Should governments mandate green roofs or urban gardens in new construction, or does that overstep?
Traditional ecological knowledge, held by indigenous communities, often includes detailed understanding of local plants. How does mainstream horticulture treat that knowledge?
Private gardens in dense cities take up significant land. Is the right to a private garden something that should be protected, or is it a luxury that conflicts with housing needs?
The cottage garden aesthetic, romantic, overgrown, English countryside, has been selling things from tea to television for decades. What is actually being sold when that image is used?
Children who grow up with gardens have measurably different relationships with food and nature. What does it mean that garden access is so unequally distributed?
Is there something specifically human about the urge to cultivate, or do other animals do something analogous?
Climate change is shifting what can be grown where. How should gardeners, farmers, and governments respond to plants and crops moving into new territories?
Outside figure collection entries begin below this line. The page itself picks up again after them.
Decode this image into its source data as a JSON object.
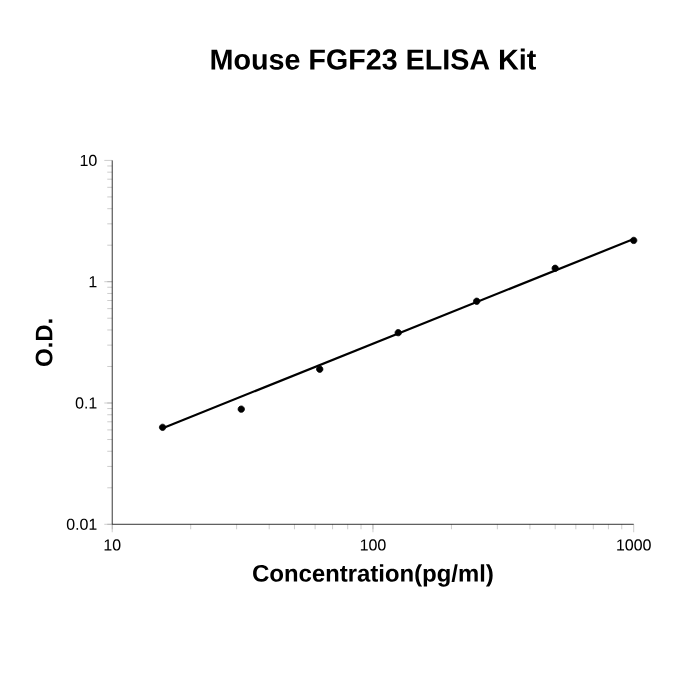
{
  "chart_data": {
    "type": "scatter",
    "title": "Mouse FGF23 ELISA Kit",
    "xlabel": "Concentration(pg/ml)",
    "ylabel": "O.D.",
    "log": "xy",
    "xlim": [
      10,
      1000
    ],
    "xticks": [
      10,
      100,
      1000
    ],
    "ylim": [
      0.01,
      10
    ],
    "yticks": [
      0.01,
      0.1,
      1,
      10
    ],
    "grid": false,
    "series": [
      {
        "marker": "circle",
        "color": "#000000",
        "x": [
          15.6,
          31.25,
          62.5,
          125,
          250,
          500,
          1000
        ],
        "values": [
          0.063,
          0.089,
          0.19,
          0.38,
          0.69,
          1.29,
          2.19
        ]
      },
      {
        "type": "line",
        "marker": "none",
        "color": "#000000",
        "line_style": "solid",
        "x": [
          15.6,
          1000
        ],
        "values": [
          0.062,
          2.25
        ]
      }
    ]
  }
}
The global cut-flower industry relies on low-wage labour in countries like Kenya and Colombia to supply cheap bouquets to wealthy markets. Does knowing that change how you think about buying flowers?
At what point does gardening stop being interaction with nature and become control of it?
Some philosophers argue that gardens are the only place where humans and nature genuinely collaborate. Is that too optimistic, or does it capture something real?
What would a truly democratic public garden look like, and why do so few actually exist?